We use the final exam slot for students to do recitations. This assignment counters what I think about tests. I make students memorize a passage of their choosing from anything we’ve read that semester. The passage is roughly 150 or 200 words, depending whether it’s a lower- or higher-level course. What justifies this assignment is that I want students to take away at least a small piece of the course, something they can keep with them. I admit that they’ll forget most of the passage rather quickly, but I believe that a small portion of it will stay with them for longer than they imagine. It also shows them that what we read can be personally meaningful. One student, an admittedly ardent feminist, knew she’d be reciting something from A Room of One’s Own as soon as we read part of it, while a couple who were engaged to wed each recited half of Neruda’s “Tonight I Will Write the Saddest Lines.”
Most students do not enjoy standing in front of the class and reciting something from memory, but they always love the discussion afterward when we get into why they chose their passages. In fact, many students say they would have rather taken an exam than do the recitation; the same is true for the writing assignments I give them. They know that they are skilled at learning what can be written on flash cards and regurgitated on tests. I want to push them beyond that type of thinking, to have them interpret literature on their own, to show them they have ideas of their own about that literature and the world, and to give them the confidence to stand up and make a passage of literature their own.

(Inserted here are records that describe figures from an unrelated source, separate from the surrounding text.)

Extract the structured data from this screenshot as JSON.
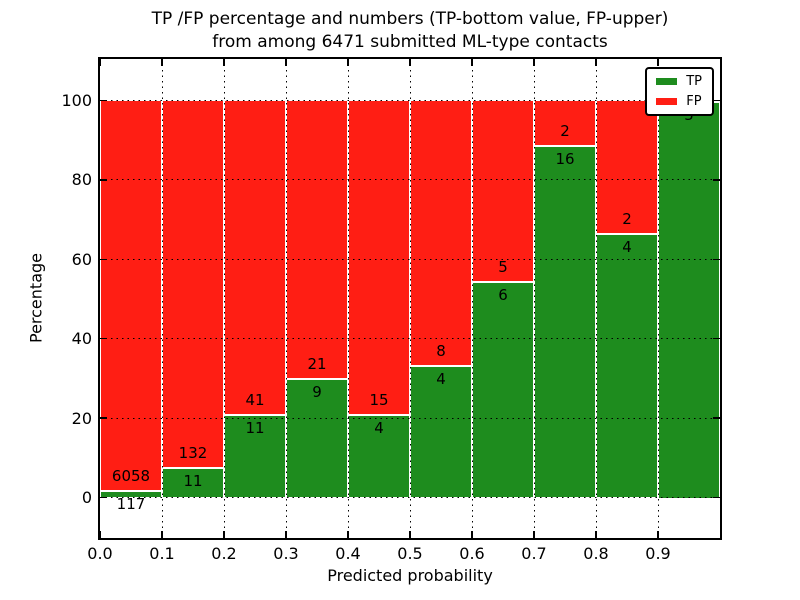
{
  "chart_data": {
    "type": "bar",
    "stacked": true,
    "normalized": "each bin scaled to 100%",
    "title_line1": "TP /FP percentage and numbers (TP-bottom value, FP-upper)",
    "title_line2": "from among 6471 submitted ML-type contacts",
    "xlabel": "Predicted probability",
    "ylabel": "Percentage",
    "total_contacts": 6471,
    "bin_edges": [
      0.0,
      0.1,
      0.2,
      0.3,
      0.4,
      0.5,
      0.6,
      0.7,
      0.8,
      0.9,
      1.0
    ],
    "x_tick_labels": [
      "0.0",
      "0.1",
      "0.2",
      "0.3",
      "0.4",
      "0.5",
      "0.6",
      "0.7",
      "0.8",
      "0.9"
    ],
    "y_tick_values": [
      0,
      20,
      40,
      60,
      80,
      100
    ],
    "y_tick_labels": [
      "0",
      "20",
      "40",
      "60",
      "80",
      "100"
    ],
    "xlim": [
      0.0,
      1.0
    ],
    "ylim": [
      -10.5,
      110.5
    ],
    "grid": true,
    "legend_position": "upper right",
    "series": [
      {
        "name": "TP",
        "color": "#1e8c1e",
        "values": [
          117,
          11,
          11,
          9,
          4,
          4,
          6,
          16,
          4,
          5
        ]
      },
      {
        "name": "FP",
        "color": "#ff1e14",
        "values": [
          6058,
          132,
          41,
          21,
          15,
          8,
          5,
          2,
          2,
          0
        ]
      }
    ],
    "tp_percent_by_bin": [
      1.89,
      7.69,
      21.15,
      30.0,
      21.05,
      33.33,
      54.55,
      88.89,
      66.67,
      100.0
    ],
    "legend": {
      "entries": [
        {
          "label": "TP",
          "color": "#1e8c1e"
        },
        {
          "label": "FP",
          "color": "#ff1e14"
        }
      ]
    },
    "colors": {
      "tp_green": "#1e8c1e",
      "fp_red": "#ff1e14",
      "background": "#ffffff",
      "grid_and_text": "#000000",
      "segment_separator": "#ffffff"
    }
  }
}
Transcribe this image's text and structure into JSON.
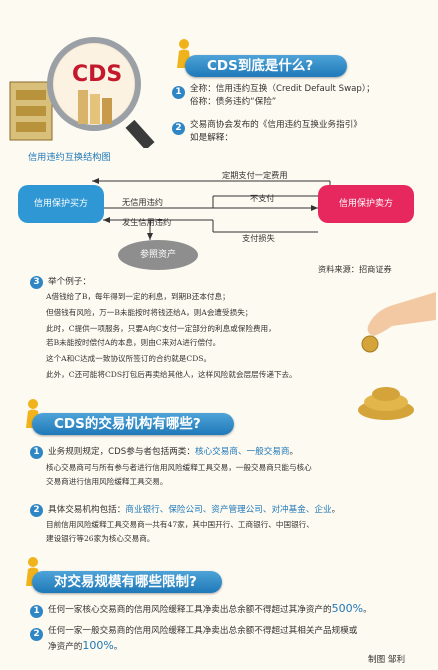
{
  "header": {
    "logo_text": "CDS",
    "section1_title": "CDS到底是什么?",
    "full_name": "全称：信用违约互换（Credit Default Swap）；",
    "common_name": "俗称：债务违约“保险”",
    "definition_intro": "交易商协会发布的《信用违约互换业务指引》",
    "definition_intro2": "如是解释：",
    "diagram_title": "信用违约互换结构图"
  },
  "diagram": {
    "buyer": "信用保护买方",
    "seller": "信用保护卖方",
    "fixed_fee": "定期支付一定费用",
    "no_default": "无信用违约",
    "no_pay": "不支付",
    "default_occurs": "发生信用违约",
    "pay_loss": "支付损失",
    "reference_asset": "参照资产",
    "source": "资料来源：招商证券"
  },
  "example": {
    "label": "举个例子：",
    "lines": [
      "A借钱给了B，每年得到一定的利息，到期B还本付息；",
      "但借钱有风险，万一B未能按时将钱还给A，则A会遭受损失；",
      "此时，C提供一项服务，只要A向C支付一定部分的利息或保险费用，",
      "若B未能按时偿付A的本息，则由C来对A进行偿付。",
      "这个A和C达成一致协议所签订的合约就是CDS。",
      "此外，C还可能将CDS打包后再卖给其他人，这样风险就会层层传递下去。"
    ]
  },
  "section2": {
    "title": "CDS的交易机构有哪些?",
    "item1_prefix": "业务规则规定，CDS参与者包括两类：",
    "item1_highlight": "核心交易商、一般交易商",
    "item1_suffix": "。",
    "item1_detail": [
      "核心交易商可与所有参与者进行信用风险缓释工具交易，一般交易商只能与核心",
      "交易商进行信用风险缓释工具交易。"
    ],
    "item2_prefix": "具体交易机构包括：",
    "item2_highlight": "商业银行、保险公司、资产管理公司、对冲基金、企业",
    "item2_suffix": "。",
    "item2_detail": [
      "目前信用风险缓释工具交易商一共有47家，其中国开行、工商银行、中国银行、",
      "建设银行等26家为核心交易商。"
    ]
  },
  "section3": {
    "title": "对交易规模有哪些限制?",
    "item1_text": "任何一家核心交易商的信用风险缓释工具净卖出总余额不得超过其净资产的",
    "item1_value": "500%",
    "item1_suffix": "。",
    "item2_text": "任何一家一般交易商的信用风险缓释工具净卖出总余额不得超过其相关产品规模或",
    "item2_text2": "净资产的",
    "item2_value": "100%",
    "item2_suffix": "。",
    "credit": "制图 邹利"
  },
  "numbers": [
    "1",
    "2",
    "3",
    "1",
    "2",
    "1",
    "2"
  ],
  "colors": {
    "accent": "#1f78b8",
    "buyer": "#2f97d3",
    "seller": "#e6285e",
    "reference": "#9a9a9a"
  }
}
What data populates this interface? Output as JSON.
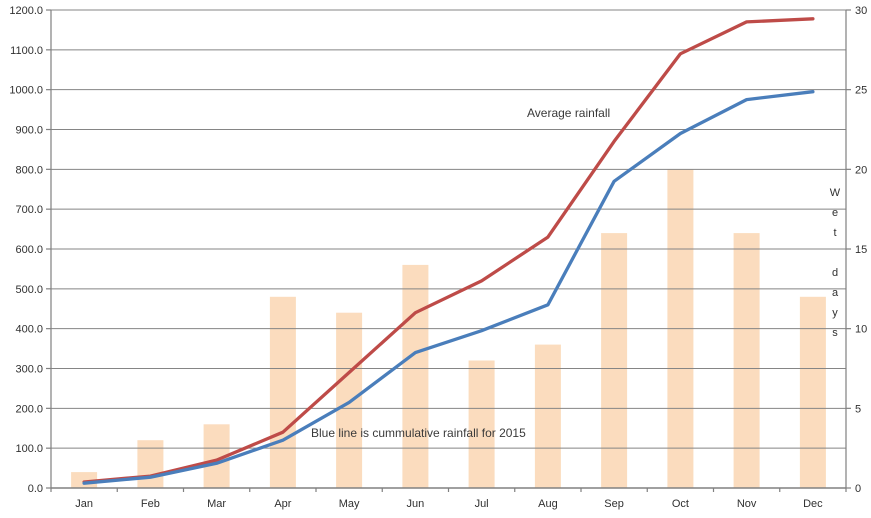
{
  "chart_data": {
    "type": "combo",
    "categories": [
      "Jan",
      "Feb",
      "Mar",
      "Apr",
      "May",
      "Jun",
      "Jul",
      "Aug",
      "Sep",
      "Oct",
      "Nov",
      "Dec"
    ],
    "series": [
      {
        "name": "Wet days",
        "type": "bar",
        "axis": "right",
        "values": [
          1,
          3,
          4,
          12,
          11,
          14,
          8,
          9,
          16,
          20,
          16,
          12
        ],
        "color": "#FBDCBE"
      },
      {
        "name": "Average rainfall",
        "type": "line",
        "axis": "left",
        "values": [
          15,
          30,
          70,
          140,
          290,
          440,
          520,
          630,
          870,
          1090,
          1170,
          1178
        ],
        "color": "#BE4B48"
      },
      {
        "name": "Cumulative rainfall 2015",
        "type": "line",
        "axis": "left",
        "values": [
          12,
          27,
          62,
          120,
          215,
          340,
          395,
          460,
          770,
          890,
          975,
          995
        ],
        "color": "#4A7EBB"
      }
    ],
    "left_axis": {
      "min": 0,
      "max": 1200,
      "step": 100,
      "decimals": 1
    },
    "right_axis": {
      "min": 0,
      "max": 30,
      "step": 5,
      "decimals": 0
    },
    "right_axis_title": "Wet days",
    "annotations": {
      "average_label": "Average rainfall",
      "blue_note": "Blue line is cummulative rainfall for 2015"
    },
    "legend": "none",
    "grid": true,
    "colors": {
      "gridline": "#858585",
      "axis": "#808080",
      "tick_text": "#303030",
      "bar": "#FBDCBE",
      "red_line": "#BE4B48",
      "blue_line": "#4A7EBB",
      "background": "#FFFFFF"
    }
  }
}
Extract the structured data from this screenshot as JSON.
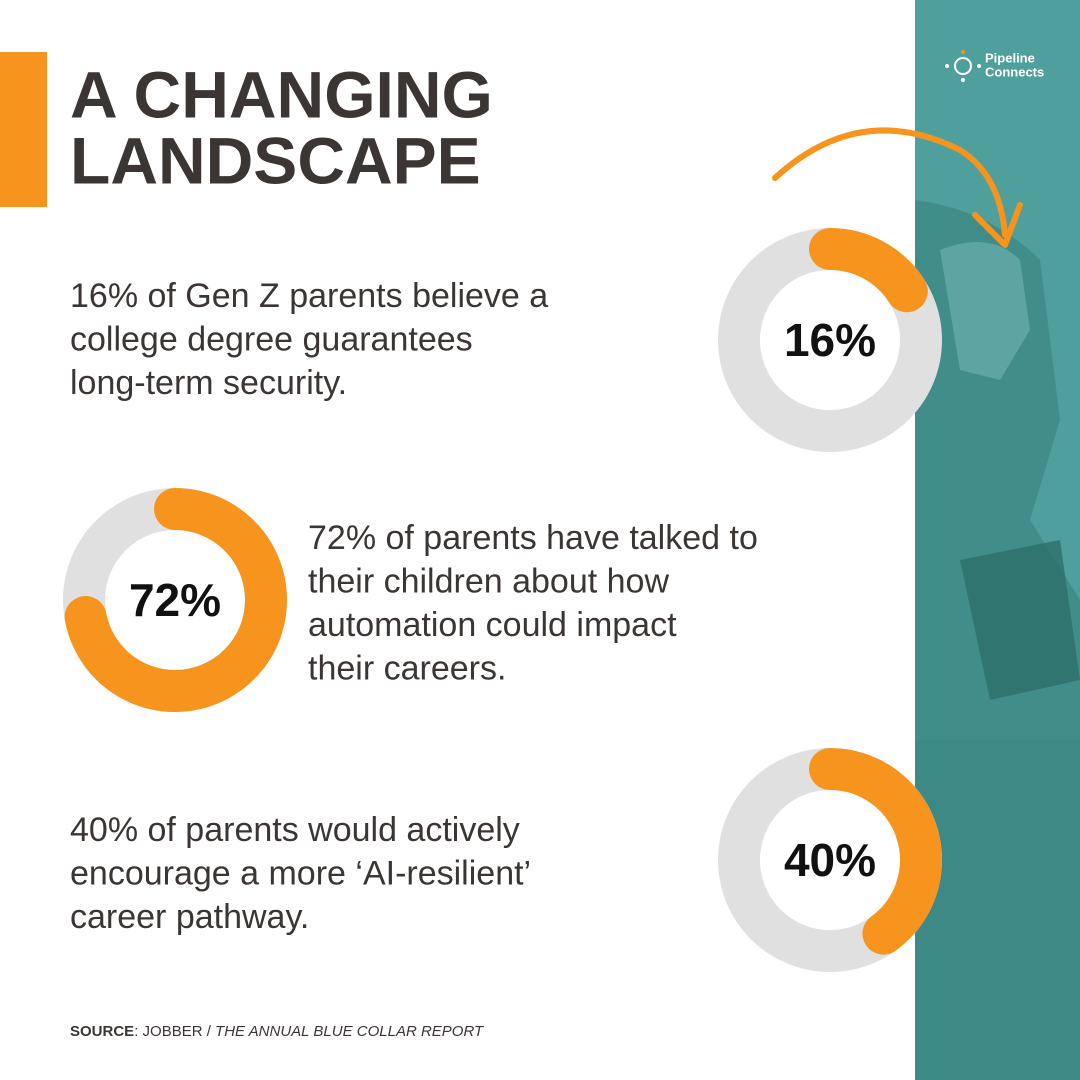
{
  "header": {
    "title_line1": "A CHANGING",
    "title_line2": "LANDSCAPE"
  },
  "brand": {
    "line1": "Pipeline",
    "line2": "Connects"
  },
  "stats": [
    {
      "value": 16,
      "value_label": "16%",
      "text": [
        "16% of Gen Z parents believe a",
        "college degree guarantees",
        "long-term security."
      ]
    },
    {
      "value": 72,
      "value_label": "72%",
      "text": [
        "72% of parents have talked to",
        "their children about how",
        "automation could impact",
        "their careers."
      ]
    },
    {
      "value": 40,
      "value_label": "40%",
      "text": [
        "40% of parents would actively",
        "encourage a more ‘AI-resilient’",
        "career pathway."
      ]
    }
  ],
  "source": {
    "label": "SOURCE",
    "publisher": ": JOBBER / ",
    "report": "THE ANNUAL BLUE COLLAR REPORT"
  }
}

I’m still adjusting my assignments and trying to evaluate what’s working and what’s not, but, after two years of not assigning any exams, I’m generally happy with the change. In my most recent World Literature course, a student wrote on the course evaluations, “This class made me remember how much I love reading. It was great to know we weren’t just learning to pass a test. For the first time in recent memory, I was actively participating and doing the work and learning because I was genuinely interested and I wanted to learn just for my personal benefit, not to get an A.” If I can see more comments like this one, I’ll know I’m on the right track.